Modeling delayed processes in biological systems
Jingchen Feng, Stuart Sevier, Bin Huang, Dongya Jia, Herbert Levine

TL;DR
This paper compares explicit intermediate-step models with traditional delay differential equations in biological systems, revealing significant differences in dynamics and highlighting limitations of DDEs in predicting system behavior.
Contribution
It introduces explicit models with intermediate states for delayed biological processes and compares their dynamics to DDEs, exposing key differences and ambiguities.
Findings
Explicit models often differ in equilibrium distributions and transition times from DDEs.
Different explicit models can produce similar DDEs despite having different dynamics.

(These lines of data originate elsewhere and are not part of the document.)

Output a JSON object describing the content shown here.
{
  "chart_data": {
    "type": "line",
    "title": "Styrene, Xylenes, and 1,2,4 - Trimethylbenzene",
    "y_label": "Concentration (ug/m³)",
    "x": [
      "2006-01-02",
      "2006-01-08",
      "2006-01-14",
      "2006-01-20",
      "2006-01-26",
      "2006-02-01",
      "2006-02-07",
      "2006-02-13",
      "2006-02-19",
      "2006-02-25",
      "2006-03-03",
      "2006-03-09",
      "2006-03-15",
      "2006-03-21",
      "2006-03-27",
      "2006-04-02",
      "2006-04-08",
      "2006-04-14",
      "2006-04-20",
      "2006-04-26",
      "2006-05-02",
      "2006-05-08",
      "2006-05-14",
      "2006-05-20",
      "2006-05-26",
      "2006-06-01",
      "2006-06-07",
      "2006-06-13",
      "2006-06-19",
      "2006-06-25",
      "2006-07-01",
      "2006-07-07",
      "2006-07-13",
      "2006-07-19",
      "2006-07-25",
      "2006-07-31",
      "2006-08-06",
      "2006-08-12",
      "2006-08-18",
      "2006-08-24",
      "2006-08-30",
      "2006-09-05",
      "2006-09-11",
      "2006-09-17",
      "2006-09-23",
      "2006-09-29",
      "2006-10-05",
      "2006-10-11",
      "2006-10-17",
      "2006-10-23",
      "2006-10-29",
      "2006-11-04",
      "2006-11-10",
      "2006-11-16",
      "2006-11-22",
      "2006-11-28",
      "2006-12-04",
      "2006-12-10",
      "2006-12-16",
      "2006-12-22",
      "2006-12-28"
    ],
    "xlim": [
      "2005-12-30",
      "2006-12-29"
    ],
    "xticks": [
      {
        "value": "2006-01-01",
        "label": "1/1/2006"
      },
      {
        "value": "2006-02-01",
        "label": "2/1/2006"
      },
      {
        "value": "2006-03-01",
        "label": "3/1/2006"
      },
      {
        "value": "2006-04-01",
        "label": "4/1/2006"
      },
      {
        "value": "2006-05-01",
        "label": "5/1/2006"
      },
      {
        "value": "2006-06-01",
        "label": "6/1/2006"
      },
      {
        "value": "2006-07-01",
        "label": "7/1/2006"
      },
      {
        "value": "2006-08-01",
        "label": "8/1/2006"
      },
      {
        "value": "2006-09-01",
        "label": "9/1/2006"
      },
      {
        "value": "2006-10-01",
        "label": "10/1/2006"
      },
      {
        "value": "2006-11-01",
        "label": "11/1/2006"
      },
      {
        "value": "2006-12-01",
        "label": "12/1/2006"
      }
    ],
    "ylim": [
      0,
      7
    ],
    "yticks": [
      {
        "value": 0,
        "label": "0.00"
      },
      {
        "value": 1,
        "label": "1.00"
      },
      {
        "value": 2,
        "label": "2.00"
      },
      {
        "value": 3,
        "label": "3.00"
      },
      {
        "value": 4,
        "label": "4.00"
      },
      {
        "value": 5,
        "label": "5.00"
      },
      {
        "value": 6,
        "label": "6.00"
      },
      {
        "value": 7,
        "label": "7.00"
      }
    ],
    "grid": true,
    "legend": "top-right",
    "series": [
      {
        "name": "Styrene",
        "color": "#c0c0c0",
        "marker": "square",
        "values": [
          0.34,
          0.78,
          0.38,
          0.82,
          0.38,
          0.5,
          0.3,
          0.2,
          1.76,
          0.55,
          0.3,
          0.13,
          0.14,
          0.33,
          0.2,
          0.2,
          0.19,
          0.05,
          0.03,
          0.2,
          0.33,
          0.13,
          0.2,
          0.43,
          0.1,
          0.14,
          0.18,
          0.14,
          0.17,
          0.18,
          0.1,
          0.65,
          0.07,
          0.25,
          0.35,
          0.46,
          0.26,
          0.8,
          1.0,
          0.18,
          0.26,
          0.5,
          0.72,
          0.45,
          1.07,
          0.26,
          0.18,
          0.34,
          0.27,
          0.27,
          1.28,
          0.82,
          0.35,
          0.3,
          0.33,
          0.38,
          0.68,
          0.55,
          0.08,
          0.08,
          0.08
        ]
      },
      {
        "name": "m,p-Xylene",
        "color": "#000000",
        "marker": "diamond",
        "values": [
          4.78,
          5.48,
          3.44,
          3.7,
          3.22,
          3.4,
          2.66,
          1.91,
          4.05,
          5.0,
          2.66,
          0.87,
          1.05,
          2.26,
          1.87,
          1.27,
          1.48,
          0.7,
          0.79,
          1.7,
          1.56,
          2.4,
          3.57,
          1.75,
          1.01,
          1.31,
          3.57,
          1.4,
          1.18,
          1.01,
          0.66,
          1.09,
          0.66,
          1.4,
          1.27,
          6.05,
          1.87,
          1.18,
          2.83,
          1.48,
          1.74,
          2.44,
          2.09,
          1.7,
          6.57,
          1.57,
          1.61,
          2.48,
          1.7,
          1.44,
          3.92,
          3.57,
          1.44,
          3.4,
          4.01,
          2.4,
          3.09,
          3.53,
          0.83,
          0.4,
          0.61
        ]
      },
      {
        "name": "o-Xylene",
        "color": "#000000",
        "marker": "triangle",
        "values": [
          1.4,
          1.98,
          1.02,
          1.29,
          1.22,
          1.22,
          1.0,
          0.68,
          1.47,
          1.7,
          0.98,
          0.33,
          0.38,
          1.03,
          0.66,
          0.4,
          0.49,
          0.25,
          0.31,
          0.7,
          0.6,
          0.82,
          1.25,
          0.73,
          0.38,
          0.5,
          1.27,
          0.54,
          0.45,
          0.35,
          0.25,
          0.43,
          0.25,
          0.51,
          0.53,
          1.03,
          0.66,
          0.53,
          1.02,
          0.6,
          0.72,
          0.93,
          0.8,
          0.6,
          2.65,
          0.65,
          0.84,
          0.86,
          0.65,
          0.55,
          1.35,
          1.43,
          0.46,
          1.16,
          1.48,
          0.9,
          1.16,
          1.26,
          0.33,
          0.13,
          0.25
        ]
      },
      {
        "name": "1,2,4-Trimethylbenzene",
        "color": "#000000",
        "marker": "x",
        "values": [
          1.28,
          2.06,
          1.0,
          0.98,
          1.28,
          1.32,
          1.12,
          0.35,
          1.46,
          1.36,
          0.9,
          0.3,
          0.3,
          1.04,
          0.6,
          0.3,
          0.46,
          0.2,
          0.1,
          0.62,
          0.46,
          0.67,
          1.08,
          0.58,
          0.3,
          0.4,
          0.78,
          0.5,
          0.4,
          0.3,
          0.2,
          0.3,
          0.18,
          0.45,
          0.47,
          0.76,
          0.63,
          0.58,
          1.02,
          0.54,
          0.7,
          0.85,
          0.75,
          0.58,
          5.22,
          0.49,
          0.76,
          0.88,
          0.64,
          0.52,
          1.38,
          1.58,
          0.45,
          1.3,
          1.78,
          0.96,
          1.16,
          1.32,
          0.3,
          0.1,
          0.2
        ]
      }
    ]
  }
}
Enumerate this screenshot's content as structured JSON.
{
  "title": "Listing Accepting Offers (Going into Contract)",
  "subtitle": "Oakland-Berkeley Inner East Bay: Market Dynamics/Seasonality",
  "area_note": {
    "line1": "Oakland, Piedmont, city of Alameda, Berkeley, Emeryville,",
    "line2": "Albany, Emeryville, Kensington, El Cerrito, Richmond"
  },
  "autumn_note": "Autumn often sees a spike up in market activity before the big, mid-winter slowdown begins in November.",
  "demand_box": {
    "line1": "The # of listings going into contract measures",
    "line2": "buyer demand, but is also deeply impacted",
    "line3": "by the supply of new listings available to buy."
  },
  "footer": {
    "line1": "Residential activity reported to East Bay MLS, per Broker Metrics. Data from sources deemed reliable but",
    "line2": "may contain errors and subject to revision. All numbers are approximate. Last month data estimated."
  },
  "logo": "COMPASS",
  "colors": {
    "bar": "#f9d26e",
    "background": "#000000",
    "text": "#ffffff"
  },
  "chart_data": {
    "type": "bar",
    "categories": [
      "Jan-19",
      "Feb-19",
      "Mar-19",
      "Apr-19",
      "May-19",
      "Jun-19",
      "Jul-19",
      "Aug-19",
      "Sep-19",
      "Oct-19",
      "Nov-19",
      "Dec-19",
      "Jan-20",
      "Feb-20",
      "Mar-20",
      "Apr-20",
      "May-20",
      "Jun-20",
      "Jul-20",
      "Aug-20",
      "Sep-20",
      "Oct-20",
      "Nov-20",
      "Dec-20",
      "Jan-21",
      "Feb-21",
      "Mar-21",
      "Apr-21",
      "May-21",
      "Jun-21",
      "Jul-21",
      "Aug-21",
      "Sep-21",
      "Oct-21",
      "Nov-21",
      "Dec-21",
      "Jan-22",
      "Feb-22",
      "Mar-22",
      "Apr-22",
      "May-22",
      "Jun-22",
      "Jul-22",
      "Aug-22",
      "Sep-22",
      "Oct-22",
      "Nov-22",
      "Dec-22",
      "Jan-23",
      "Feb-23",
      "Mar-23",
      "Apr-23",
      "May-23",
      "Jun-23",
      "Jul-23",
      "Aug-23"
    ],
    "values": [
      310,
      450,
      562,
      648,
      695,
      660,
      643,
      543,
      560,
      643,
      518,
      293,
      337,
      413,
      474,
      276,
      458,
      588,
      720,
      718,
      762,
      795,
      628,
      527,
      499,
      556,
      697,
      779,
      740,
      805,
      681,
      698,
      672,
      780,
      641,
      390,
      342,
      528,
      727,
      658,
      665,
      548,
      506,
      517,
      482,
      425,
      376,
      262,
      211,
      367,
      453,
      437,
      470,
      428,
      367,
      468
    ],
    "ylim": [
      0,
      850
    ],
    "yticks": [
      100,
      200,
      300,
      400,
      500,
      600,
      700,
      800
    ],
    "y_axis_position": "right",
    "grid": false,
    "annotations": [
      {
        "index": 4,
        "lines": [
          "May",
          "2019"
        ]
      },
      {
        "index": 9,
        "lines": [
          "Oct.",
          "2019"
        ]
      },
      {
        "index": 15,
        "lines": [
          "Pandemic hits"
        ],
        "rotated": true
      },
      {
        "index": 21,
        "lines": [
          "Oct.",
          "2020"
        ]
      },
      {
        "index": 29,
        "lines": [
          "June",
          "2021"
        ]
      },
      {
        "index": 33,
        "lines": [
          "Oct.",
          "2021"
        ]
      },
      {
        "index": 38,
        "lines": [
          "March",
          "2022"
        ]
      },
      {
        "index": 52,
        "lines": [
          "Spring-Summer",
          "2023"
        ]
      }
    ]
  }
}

DDE predictions of oscillations may not hold in explicit models.
Abstract
Delayed processes are ubiquitous in biological systems and are often characterized by delay differential equations (DDEs) and their extension to include stochastic effects. DDEs do not explicitly incorporate intermediate states associated with a delayed process but instead use an estimated average delay time. In an effort to examine the validity of this approach, we study systems with significant delays by explicitly incorporating intermediate steps. We show by that such explicit models often yield significantly different equilibrium distributions and transition times as compared to DDEs with deterministic delay values. Additionally, different explicit models with qualitatively different dynamics can give rise to the same DDEs revealing important ambiguities. We also show that DDE-based predictions of oscillatory behavior may fail for the corresponding explicit model.